In a world inundated with distractions, constant connectivity, and a plethora of information, our cognitive well-being has never been more crucial. Amidst the clamor, how do we nurture our minds, keep our focus sharp, and cultivate habits that promote mental clarity? The right lifestyle habits can be the cornerstone to maintaining and even enhancing our cognitive abilities, ensuring not just longevity but also the quality of our mental faculties. As a part of this series, I had the pleasure of interviewing Jonathan Snowiss.

Jonathan Snowiss has been practicing and teaching Chinese Martial Arts (which includes kung fu, tai chi, qi gong, meditation, Chinese philosophy, and some Traditional Chinese Medicine) for 34 years. He has written many articles, including a book “Climbing the Mountain: The Essence of Qi Gong and Kung Fu” and just finished his manuscript starting from the philosophy of martial arts diving deep into his understanding of virtue, currently titled “Reflections on Virtue.” He lives in Southern California with his extraordinary family.

Thank you so much for doing this with us! Before we start, our readers would love to “get to know you” a bit better. Can you tell us a bit about your childhood backstory?

I grew up in a small college town in Southern California. The town is welcoming and has many interesting people who come to do lectures. I am a Star Wars fan, and when Si Tu Jie, a qi gong (slow movements for health, well-being, and spirituality) master, gave a lecture, I got hooked because it sounded so much like Jedi philosophy. So, at 11, I started to practice mindfulness and energy flow. However, at the time, I was also learning Chinese philosophy unbeknownst to me. I practiced, but not consistently, for a few years, and then I really got into it. I practiced qi gong, kung fu, and meditation for a few hours daily. I attended Pitzer College and was able to create a major, “Mind/Body Healing: Qi Gong.”
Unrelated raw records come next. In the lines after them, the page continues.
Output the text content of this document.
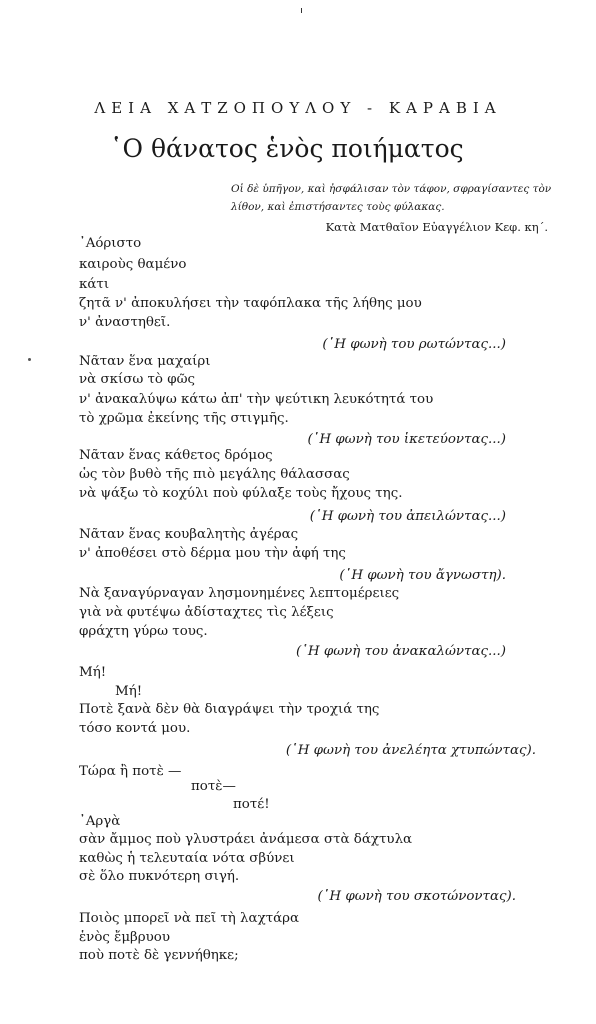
ΛΕΙΑ ΧΑΤΖΟΠΟΥΛΟΥ - ΚΑΡΑΒΙΑ
῾Ο θάνατος ἑνὸς ποιήματος
Οἱ δὲ ὑπῆγον, καὶ ἠσφάλισαν τὸν τάφον, σφραγίσαντες τὸν λίθον, καὶ ἐπιστήσαντες τοὺς φύλακας.
Κατὰ Ματθαῖον Εὐαγγέλιον Κεφ. κη΄.
᾿Αόριστο
καιροὺς θαμένο
κάτι
ζητᾶ ν' ἀποκυλήσει τὴν ταφόπλακα τῆς λήθης μου
ν' ἀναστηθεῖ.
(῾Η φωνὴ του ρωτώντας...)
Νᾶταν ἕνα μαχαίρι
νὰ σκίσω τὸ φῶς
ν' ἀνακαλύψω κάτω ἀπ' τὴν ψεύτικη λευκότητά του
τὸ χρῶμα ἐκείνης τῆς στιγμῆς.
(῾Η φωνὴ του ἱκετεύοντας...)
Νᾶταν ἕνας κάθετος δρόμος
ὡς τὸν βυθὸ τῆς πιὸ μεγάλης θάλασσας
νὰ ψάξω τὸ κοχύλι ποὺ φύλαξε τοὺς ἤχους της.
(῾Η φωνὴ του ἀπειλώντας...)
Νᾶταν ἕνας κουβαλητὴς ἀγέρας
ν' ἀποθέσει στὸ δέρμα μου τὴν ἀφή της
(῾Η φωνὴ του ἄγνωστη).
Νὰ ξαναγύρναγαν λησμονημένες λεπτομέρειες
γιὰ νὰ φυτέψω ἀδίσταχτες τὶς λέξεις
φράχτη γύρω τους.
(῾Η φωνὴ του ἀνακαλώντας...)
Μή!
Μή!
Ποτὲ ξανὰ δὲν θὰ διαγράψει τὴν τροχιά της
τόσο κοντά μου.
(῾Η φωνὴ του ἀνελέητα χτυπώντας).
Τώρα ἢ ποτὲ —
ποτὲ—
ποτέ!
᾿Αργὰ
σὰν ἄμμος ποὺ γλυστράει ἀνάμεσα στὰ δάχτυλα
καθὼς ἡ τελευταία νότα σβύνει
σὲ ὅλο πυκνότερη σιγή.
(῾Η φωνὴ του σκοτώνοντας).
Ποιὸς μπορεῖ νὰ πεῖ τὴ λαχτάρα
ἑνὸς ἔμβρυου
ποὺ ποτὲ δὲ γεννήθηκε;
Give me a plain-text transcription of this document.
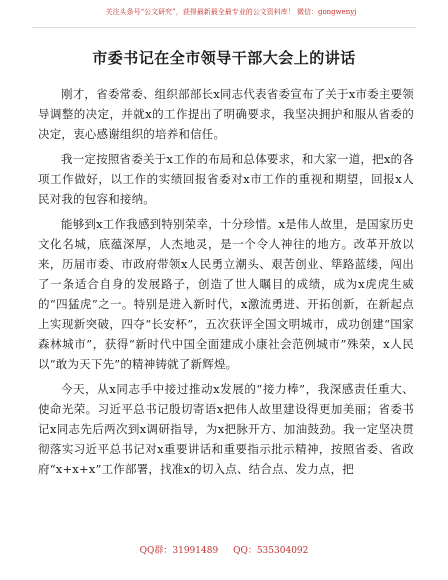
关注头条号“公文研究”，获得最新最全最专业的公文资料库！ 微信：gongwenyj
市委书记在全市领导干部大会上的讲话

刚才，省委常委、组织部部长x同志代表省委宣布了关于x市委主要领导调整的决定，并就x的工作提出了明确要求，我坚决拥护和服从省委的决定，衷心感谢组织的培养和信任。

我一定按照省委关于x工作的布局和总体要求，和大家一道，把x的各项工作做好，以工作的实绩回报省委对x市工作的重视和期望，回报x人民对我的包容和接纳。

能够到x工作我感到特别荣幸，十分珍惜。x是伟人故里，是国家历史文化名城，底蕴深厚，人杰地灵，是一个令人神往的地方。改革开放以来，历届市委、市政府带领x人民勇立潮头、艰苦创业、筚路蓝缕，闯出了一条适合自身的发展路子，创造了世人瞩目的成绩，成为x虎虎生威的“四猛虎”之一。特别是进入新时代，x激流勇进、开拓创新，在新起点上实现新突破，四夺“长安杯”，五次获评全国文明城市，成功创建“国家森林城市”，获得“新时代中国全面建成小康社会范例城市”殊荣，x人民以“敢为天下先”的精神铸就了新辉煌。

今天，从x同志手中接过推动x发展的“接力棒”，我深感责任重大、使命光荣。习近平总书记殷切寄语x把伟人故里建设得更加美丽；省委书记x同志先后两次到x调研指导，为x把脉开方、加油鼓劲。我一定坚决贯彻落实习近平总书记对x重要讲话和重要指示批示精神，按照省委、省政府“x+x+x”工作部署，找准x的切入点、结合点、发力点，把

QQ群：31991489 QQ：535304092
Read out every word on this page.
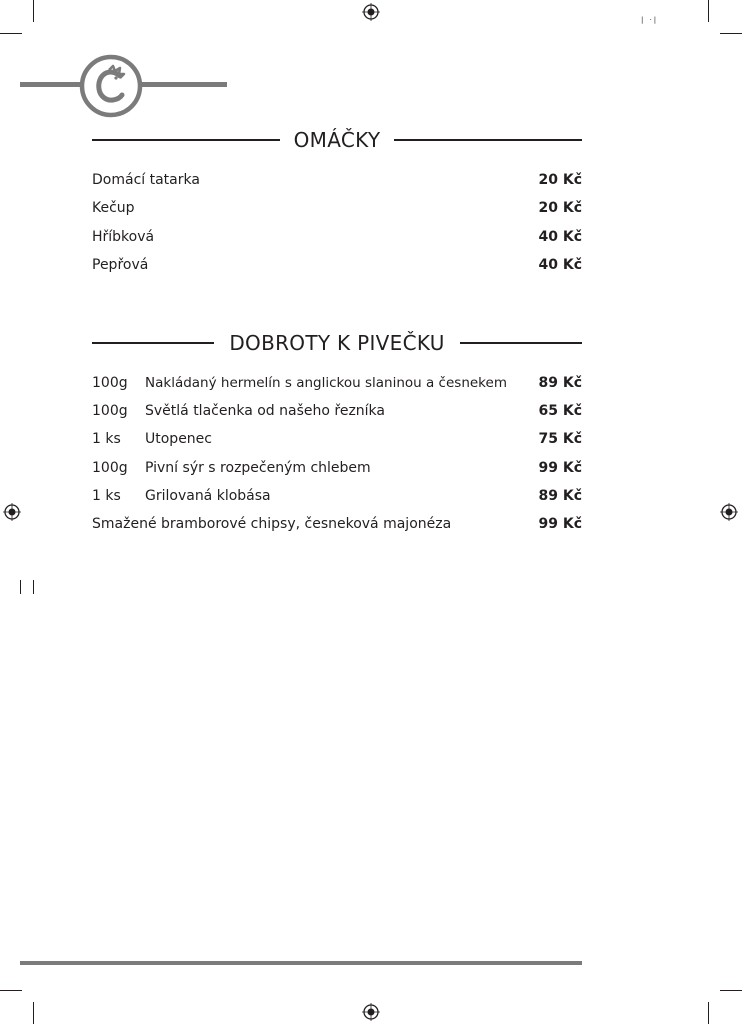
| ·|
OMÁČKY
Domácí tatarka	20 Kč
Kečup	20 Kč
Hříbková	40 Kč
Pepřová	40 Kč
DOBROTY K PIVEČKU
100g Nakládaný hermelín s anglickou slaninou a česnekem 89 Kč
100g Světlá tlačenka od našeho řezníka	65 Kč
1 ks Utopenec	75 Kč
100g Pivní sýr s rozpečeným chlebem	99 Kč
1 ks Grilovaná klobása	89 Kč
Smažené bramborové chipsy, česneková majonéza	99 Kč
Is there a particular book, podcast, or film that made a significant impact on you? Can you share a story or explain why it resonated with you so much?

Star Wars had the most significant impact on my philosophy. Nevertheless, the one that made a fantasy movie into reality was the Dao De Jing (Tao Te Ching) by Lao Zi (Lao Tse). It is the base philosophy of Daoism; the natural flow of the yin/yang and, ultimately, the flow of the universe/nature. Daoism made the most sense because I learned to see it in everything from diet to the seasons to Newtonian and quantum physics. It also has so much about how to maintain a “harmonious” or “balanced” life.

Let’s now talk about lifestyle habits that support cognitive well-being. Are there specific foods or diets that have been scientifically shown to enhance cognitive functions?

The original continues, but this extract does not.